Baca Juga  Fenomena Hijrah; Tidak Masuk Akal dan Abal-Abal

Kedua, kerja sama antara kelompok teroris dengan tokoh masyarakat. Muncul anggapan dari beberapa masyarakat bahwa kelompok teroris berjuang untuk melawan kebathilan. Naasnya, pemahaman ini juga diyakini oleh beberapa tokoh masyarakat yang memang memiliki pemahaman yang radikal. Hal ini dimanfaatkan kelompok teroris dengan melakukan kerjasama dengan tokoh masyarakat untuk mendorong anak-anak agar terlibat dengan jaringan.

Ketiga, iming-iming bayaran yang tinggi. Karena targetnya adalah anak-anak yang terjerembab dalam kemiskinan, maka iming-iming bayaran yang tinggi tentunya sangat menarik. Kombatan anak menganggap menjadi bagian kelompok teroris adalah salah satu upaya untuk perbaikan perekonomian.

Keempat, memanfaatkan jaringan teroris transnasional. Terorisme membangun sebuah jaringan transnasional yang etrdiri dari berbagai negara. Jaringan transnasional tersebut secara masif melakukan perekrutan terhadap calon kombatan, dan memberikan akses serta kemudahan bagi calon kombatan untuk menerobos batas wilayah negara lain. Pada perekrutan tipe ini, mayoritas kombatan anak melakukan dengan orang tua.

Kelima, doktrinasi melalui sekolah. Keluasan jaringan terorisme juga masuk ke wilayah pendidikan formal. Meskipun tidak secara langsung mendukung jaringan terorisme, namun sekolah tersebut berperan untuk memberikan doktrinasi kepada anak mengenai jihad. Jika oemahaman mengenai jihad dalam bentuk ekstrimisme sudah tertanam di benak siswa, akan lebih mudah bagi jaringan terorisme untuk merekrut anak-anak tersebut.

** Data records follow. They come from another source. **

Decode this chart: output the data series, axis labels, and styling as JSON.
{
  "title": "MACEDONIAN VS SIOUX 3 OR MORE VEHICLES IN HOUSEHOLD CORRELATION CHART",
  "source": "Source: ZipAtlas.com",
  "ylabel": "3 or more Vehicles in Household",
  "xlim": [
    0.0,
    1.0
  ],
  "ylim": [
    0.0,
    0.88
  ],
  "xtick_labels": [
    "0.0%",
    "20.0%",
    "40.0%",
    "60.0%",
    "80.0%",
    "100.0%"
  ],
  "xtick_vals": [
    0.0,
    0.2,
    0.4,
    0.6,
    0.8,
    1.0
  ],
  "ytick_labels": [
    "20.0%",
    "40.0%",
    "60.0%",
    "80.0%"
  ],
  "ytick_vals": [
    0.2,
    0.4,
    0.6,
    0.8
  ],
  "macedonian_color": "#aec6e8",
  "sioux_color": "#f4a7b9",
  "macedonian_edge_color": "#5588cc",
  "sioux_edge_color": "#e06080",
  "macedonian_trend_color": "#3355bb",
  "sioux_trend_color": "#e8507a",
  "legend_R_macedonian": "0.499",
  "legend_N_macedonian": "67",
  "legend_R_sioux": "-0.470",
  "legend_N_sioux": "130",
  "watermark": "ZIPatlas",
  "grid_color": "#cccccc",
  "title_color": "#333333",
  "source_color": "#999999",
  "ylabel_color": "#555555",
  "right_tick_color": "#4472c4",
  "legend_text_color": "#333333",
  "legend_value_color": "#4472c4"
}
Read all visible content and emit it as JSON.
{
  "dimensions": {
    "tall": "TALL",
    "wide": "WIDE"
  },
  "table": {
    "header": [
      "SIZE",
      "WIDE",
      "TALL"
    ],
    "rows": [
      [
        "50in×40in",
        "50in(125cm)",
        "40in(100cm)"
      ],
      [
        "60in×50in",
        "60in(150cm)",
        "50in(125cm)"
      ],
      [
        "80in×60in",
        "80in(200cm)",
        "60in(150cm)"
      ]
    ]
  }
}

Keenam, rekrutmen online. Jaringan internet menembus batas ruang dan waktu. Kemajuan teknologi informasi ini menjadi teknik baru dalam merekrut kombatan anak-anak. Terdapat website-website khusus yang ditujukan bagi calon target kombatan.

Baca Juga  Edukasi Seksual Inklusif Guna Mitigasi Sexual Violence dan Harassment pada Perempuan

Di mana didalamnya dijabarkan tentang kenapa harus berjihad, dan juga kemungkinan fasilitas yang akan didapat jika tergabung sebagai kombatan. Selain website, media sosial juga dimanfaatkan untuk menarik perhatian calon target dengan menggunakan bahasa yang disesuaikan dengan calon target.

Anak sebagai Korban, Bukan Pelaku

Melihat bagaimana strategi yang diterapkan oleh jaringan teroris dalam merekrut kombatan anak, dapat disimpulkan bahwa posisi anak adalah sebagai korban. Meskipun terlihat seperti sukarela, namun keterlibatan anak tersebut pasti didahului oleh paksaan dan iming-iming. Jika pun pada akhirnya kombatan anak dengan sukarela bergabung maka tentu ada banyak faktor yang melatarbelakaninya. Seperti kondisi ekonomi, pertahanan hidup, marginalisasi, diksriminasi, dan garis kemiskinan.

Maka pendekatan hukum dalam menghadapi kombatan anak harus dijauhi. Hal ini sejalan dengan UU No 35 Tahun 2014 tentang perlindungan anak. Bahwa negara memiliki tugas melindungi anak-anak korban terorisme dengan melakukan edukasi tentang pendidikan, ideologi, nilai nasionalisme, konseling tentang bahaya terorisme, rehabilitasi social, dan pendampingan social.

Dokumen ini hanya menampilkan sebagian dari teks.